EL ROMPECABEZAS
Focus: Economía
Fecha: 17/12/2010
Si hay una palabra que está en boca de todo el mundo, esa es la palabra
“crisis”, que se expresa con el calificativo de
“económica”. Estamos pues en plena
“crisis económica”. Bien, ¿y ahora qué?
Vayamos por partes.
Si nos centramos en España, tenemos un serio problema con la demanda, aunque paradójicamente en el puente laboral de primeros de diciembre centenares de miles de personas hayan abarrotado carreteras, aeropuertos y estaciones de tren (eso sí, con escasa suerte por el “putsch” de los señoritos controladores).
La demanda está deprimida porque con un 20% de paro oficial, la capacidad de compra se reduce. Ese veinte por ciento (aun aceptando las subvenciones del paro) no tiene ingresos estables, no contribuye a la hacienda del Estado (impuesto de la Renta), ni tampoco al fondo de la Seguridad Social. Este es el mayor defecto de los teóricos fundamentos de la economía española, una economía construida sobre una plataforma de tres patas: el turismo, la construcción y el automóvil. De los tres sectores, sólo el primero mantiene sus constantes.

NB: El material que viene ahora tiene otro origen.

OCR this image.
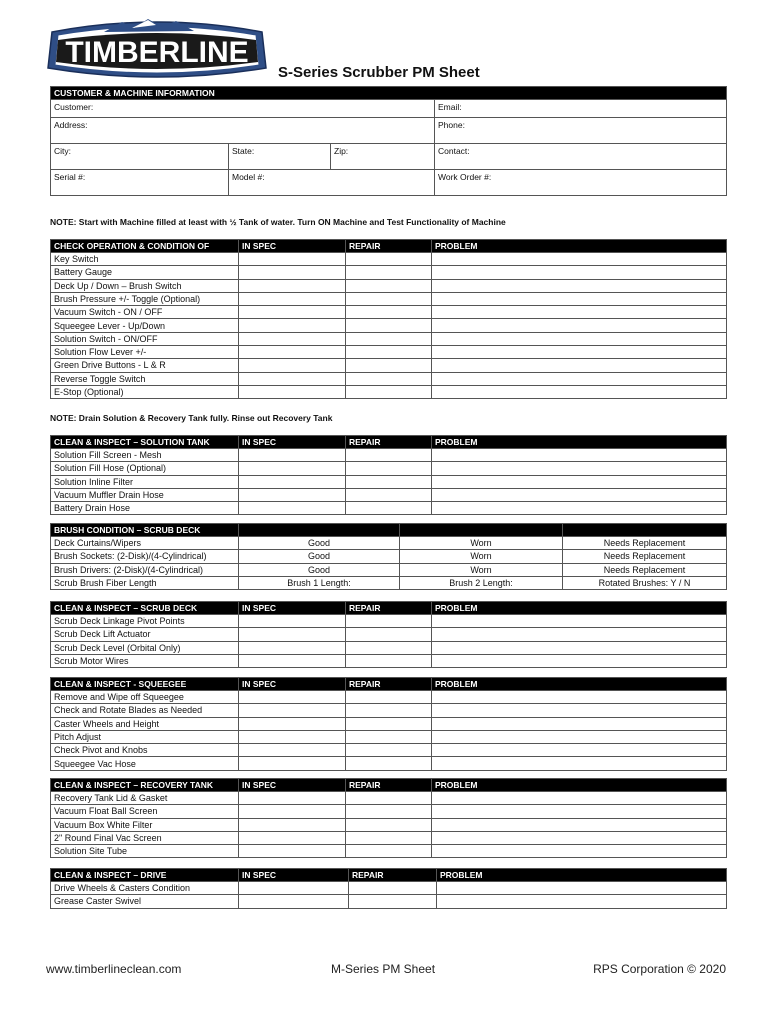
TIMBERLINE
S-Series Scrubber PM Sheet
CUSTOMER & MACHINE INFORMATION			
Customer:			Email:
Address:			Phone:
City:	State:	Zip:	Contact:
Serial #:	Model #:		Work Order #:
NOTE: Start with Machine filled at least with ½ Tank of water. Turn ON Machine and Test Functionality of Machine
CHECK OPERATION & CONDITION OF	IN SPEC	REPAIR	PROBLEM
Key Switch			
Battery Gauge			
Deck Up / Down – Brush Switch			
Brush Pressure +/- Toggle (Optional)			
Vacuum Switch - ON / OFF			
Squeegee Lever - Up/Down			
Solution Switch - ON/OFF			
Solution Flow Lever +/-			
Green Drive Buttons - L & R			
Reverse Toggle Switch			
E-Stop (Optional)			
NOTE: Drain Solution & Recovery Tank fully. Rinse out Recovery Tank
CLEAN & INSPECT – SOLUTION TANK	IN SPEC	REPAIR	PROBLEM
Solution Fill Screen - Mesh			
Solution Fill Hose (Optional)			
Solution Inline Filter			
Vacuum Muffler Drain Hose			
Battery Drain Hose			
BRUSH CONDITION – SCRUB DECK			
Deck Curtains/Wipers	Good	Worn	Needs Replacement
Brush Sockets: (2-Disk)/(4-Cylindrical)	Good	Worn	Needs Replacement
Brush Drivers: (2-Disk)/(4-Cylindrical)	Good	Worn	Needs Replacement
Scrub Brush Fiber Length	Brush 1 Length:	Brush 2 Length:	Rotated Brushes: Y / N
CLEAN & INSPECT – SCRUB DECK	IN SPEC	REPAIR	PROBLEM
Scrub Deck Linkage Pivot Points			
Scrub Deck Lift Actuator			
Scrub Deck Level (Orbital Only)			
Scrub Motor Wires			
CLEAN & INSPECT - SQUEEGEE	IN SPEC	REPAIR	PROBLEM
Remove and Wipe off Squeegee			
Check and Rotate Blades as Needed			
Caster Wheels and Height			
Pitch Adjust			
Check Pivot and Knobs			
Squeegee Vac Hose			
CLEAN & INSPECT – RECOVERY TANK	IN SPEC	REPAIR	PROBLEM
Recovery Tank Lid & Gasket			
Vacuum Float Ball Screen			
Vacuum Box White Filter			
2" Round Final Vac Screen			
Solution Site Tube			
CLEAN & INSPECT – DRIVE	IN SPEC	REPAIR	PROBLEM
Drive Wheels & Casters Condition			
Grease Caster Swivel			
www.timberlineclean.com	M-Series PM Sheet	RPS Corporation © 2020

Desde la óptica de la oferta (al otro lado del espejo), se desarrolla lógicamente un proceso similar. Industrialmente se produce menos para no acumular stocks y la cadena de distribución se debilita: mayoristas y detallistas compran para reponer. El euro está caro con relación a otras monedas (en particular respecto al dólar) y ello dificulta la venta a mercados del área no-euro. Las empresas (excepto las que operan en régimen de oligopolio o concesión administrativa) se sienten dichosas si su cash flow (beneficios antes de impuestos + amortizaciones) es positivo, y utilizan ese flujo de caja para conseguir liquidez y no para invertir, lo cual va en detrimento de sus proyectos de futuro.

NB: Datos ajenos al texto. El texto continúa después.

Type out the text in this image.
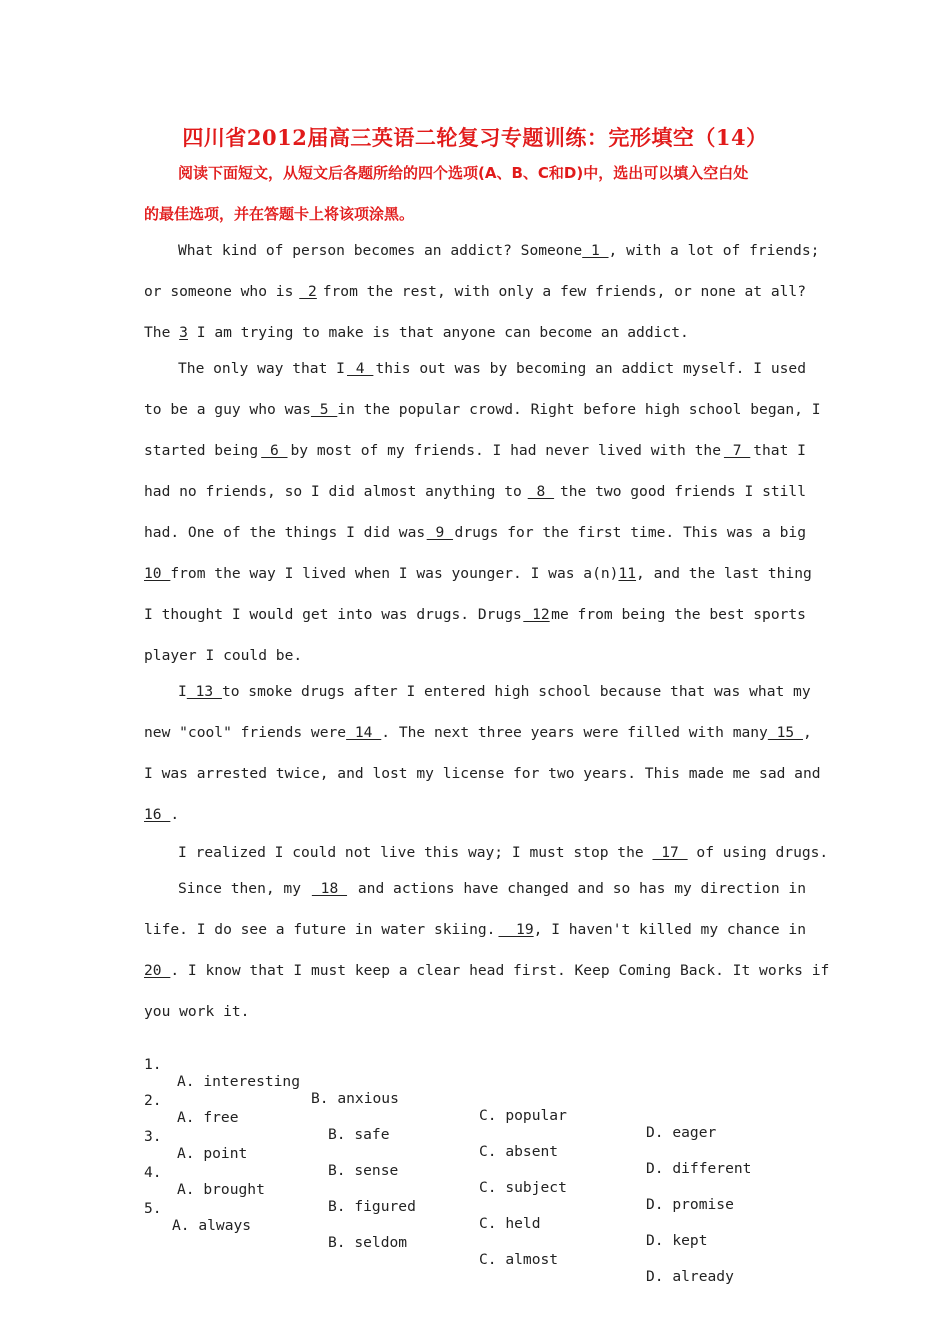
四川省2012届高三英语二轮复习专题训练：完形填空（14）
阅读下面短文，从短文后各题所给的四个选项(A、B、C和D)中，选出可以填入空白处
的最佳选项，并在答题卡上将该项涂黑。
What kind of person becomes an addict? Someone 1 , with a lot of friends;
or someone who is 2 from the rest, with only a few friends, or none at all?
The 3 I am trying to make is that anyone can become an addict.
The only way that I 4 this out was by becoming an addict myself. I used
to be a guy who was 5 in the popular crowd. Right before high school began, I
started being 6 by most of my friends. I had never lived with the 7 that I
had no friends, so I did almost anything to 8 the two good friends I still
had. One of the things I did was 9 drugs for the first time. This was a big
10 from the way I lived when I was younger. I was a(n) 11 , and the last thing
I thought I would get into was drugs. Drugs 12 me from being the best sports
player I could be.
I 13 to smoke drugs after I entered high school because that was what my
new "cool" friends were 14 . The next three years were filled with many 15 ,
I was arrested twice, and lost my license for two years. This made me sad and
16 .
I realized I could not live this way; I must stop the  17  of using drugs.
Since then, my 18 and actions have changed and so has my direction in
life. I do see a future in water skiing. 19, I haven't killed my chance in
20 . I know that I must keep a clear head first. Keep Coming Back. It works if
you work it.

1.

A. interesting

B. anxious

C. popular

D. eager

2.

A. free

B. safe

C. absent

D. different

3.

A. point

B. sense

C. subject

D. promise

4.

A. brought

B. figured

C. held

D. kept

5.

A. always

B. seldom

C. almost

D. already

Las medidas gubernamentales para reducir el impuesto de sociedades resultan extravagantes en esta coyuntura, pues el problema no es de beneficios sino de ventas. La financiación del circulante (el siempre difícil equilibrio de la gestión del dinero entre clientes, proveedores y stocks) se ve con las limitaciones de las instituciones financieras, que conceden pocos créditos, los cobran caros y los aseguran.
Y es precisamente en las instituciones financieras donde está el centro de gravedad de nuestros problemas. Por mucho que nos cuenten que han superado con nota los “tests de stress” y que el Banco de España las tiene bajo control, lo cierto es que sus balances dejan mucho que desear.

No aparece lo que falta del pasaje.